Bu arada ben sadece bizim vatandaşlarımızın karşısındakine baktığını, süzdüğünü ve hatta bakışları ile rahatsız ettiğini düşünüyordum. Ama bu Alamanlara bir haller olmuş, kadını erkeği sizi baştan aşağı süzüyor. Wish ile bana o kadar çok bakıldı ki biri bize şaka mı yapıyor tribine girdik. Hani biz bilmeden tüm Münih anlaştımı ne diye. Neydi o yaaa. Valla bir hoşlar! Belki salaş, özensiz ve donuk Alman kadınlarından bıkmışlardır ve biz değişik gelmişizdir ne bileyim, ya da herkes herkese bakıyor öyle mööö gibi...
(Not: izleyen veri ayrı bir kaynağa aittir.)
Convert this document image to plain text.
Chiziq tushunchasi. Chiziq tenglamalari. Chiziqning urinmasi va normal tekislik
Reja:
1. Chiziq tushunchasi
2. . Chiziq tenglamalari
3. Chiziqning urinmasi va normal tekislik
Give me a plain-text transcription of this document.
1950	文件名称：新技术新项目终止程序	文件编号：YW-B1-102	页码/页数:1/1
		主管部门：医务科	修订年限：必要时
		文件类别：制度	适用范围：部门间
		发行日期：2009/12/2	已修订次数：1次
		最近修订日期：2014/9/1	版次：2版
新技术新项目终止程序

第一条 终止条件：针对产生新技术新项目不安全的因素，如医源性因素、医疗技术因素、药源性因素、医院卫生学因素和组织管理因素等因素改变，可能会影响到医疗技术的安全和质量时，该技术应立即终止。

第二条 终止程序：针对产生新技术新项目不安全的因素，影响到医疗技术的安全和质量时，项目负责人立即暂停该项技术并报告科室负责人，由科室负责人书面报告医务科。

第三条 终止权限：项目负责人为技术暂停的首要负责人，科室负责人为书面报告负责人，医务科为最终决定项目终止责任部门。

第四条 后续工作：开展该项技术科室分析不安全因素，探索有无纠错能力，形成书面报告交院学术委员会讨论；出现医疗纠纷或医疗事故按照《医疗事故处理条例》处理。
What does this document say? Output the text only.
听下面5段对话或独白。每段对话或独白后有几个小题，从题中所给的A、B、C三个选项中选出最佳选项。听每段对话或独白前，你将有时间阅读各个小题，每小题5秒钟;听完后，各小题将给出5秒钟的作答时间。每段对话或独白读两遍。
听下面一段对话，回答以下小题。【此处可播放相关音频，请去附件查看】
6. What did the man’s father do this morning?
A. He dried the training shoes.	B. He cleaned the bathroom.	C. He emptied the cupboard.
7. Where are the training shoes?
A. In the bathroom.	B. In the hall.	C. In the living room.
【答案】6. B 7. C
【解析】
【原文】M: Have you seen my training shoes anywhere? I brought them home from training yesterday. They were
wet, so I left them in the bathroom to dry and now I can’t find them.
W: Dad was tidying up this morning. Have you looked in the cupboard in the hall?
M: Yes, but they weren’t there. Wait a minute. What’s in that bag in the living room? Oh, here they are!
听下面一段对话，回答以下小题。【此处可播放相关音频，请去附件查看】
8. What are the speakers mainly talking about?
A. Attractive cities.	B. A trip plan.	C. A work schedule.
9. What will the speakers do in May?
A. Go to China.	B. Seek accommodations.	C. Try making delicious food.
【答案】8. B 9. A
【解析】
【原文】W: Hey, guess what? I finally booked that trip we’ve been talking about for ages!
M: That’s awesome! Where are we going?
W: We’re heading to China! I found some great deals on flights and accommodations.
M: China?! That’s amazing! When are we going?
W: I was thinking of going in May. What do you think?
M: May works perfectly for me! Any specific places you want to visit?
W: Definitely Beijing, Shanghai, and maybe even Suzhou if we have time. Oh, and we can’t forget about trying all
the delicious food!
Aslında daha bir sürü şey var ama artık sonraya kalsın. Bir de mimar arkadaşım bmg beni sobelemiş, yaşasın. Yarın onları yanıtlayacağım ve içinizden bir kaçını sobeleyeceğim.

Bu arada Kuğuuuuu ne oldi sana, neredesin. Veee salıncakta iki kişi bloğuna giremiyorum, niye, neden, nasıl? Çözüm?

Renkli haftalar...

14 Comments:

Blogger Bocuruk said...

Hoşgeldin canım :) Anladığım kadarıyla hem yorucu hem sıkıcı bir ortamı Wish ile birlikte öyle olmaktan çıkarmışsınız. İyiki birlikteymişsiniz. O yorgunluğun üstüne bile bizleri habersiz bırakmadın. Sağol :)

1:30 AM

 
Anonymous Anonymous said...

Hoşgeldin, Renkler'cğm. İyiki yanında sevdiğin bir arkadaşın varmış da, kakara kikiri geçmiş yolculuk :))

1:56 AM

 
Anonymous Anonymous said...

Hoşgeldiiiin :)

2:27 AM

 
Blogger renkler said...

Bocurukçuğum, iyi ki O var zaten. Bunu birbirimize sık söyleriz, çünkü o kadar garip insan ilişkilerine şahit oluyoruz ki. İyi arkadaşların olması güzel...

3:27 AM

 
Blogger renkler said...

Ayçiçekçiğim hoşbulduk, valla aynen kakara kikiri geçti:-) Ne yapalım, başka türlü nasıl geçecek hayat dimi?

ccc ciğim hoşbuldukkk:)

3:28 AM

 
Blogger Yaz said...

Canım hoşgeldin. Bende biryerlere gitmediğim halde bir haftadır bloğumdan uzak yaşıyorum :) e bunun üzerine sen gittin Kuğuu yok valla kötü hissettim kendimi. Neyse ki sen döndün :) Seyahatinin iyi geçmesine sevindim.

5:24 AM

 
Anonymous Anonymous said...

Hoşgeldin renklercim güzel geçmesine çok sevindim.İyi ki Wish ile gitmişsiniz tek başına çok sıkıcı olabilirdi.

6:29 AM

 
Blogger renkler said...

Yazcığım, sen yazı yazmasan da arada bizi ziyaret et:-) Ama hani yazsan süper olacak... Kuğu da kaçmış zati... Umarım sorun yoktur.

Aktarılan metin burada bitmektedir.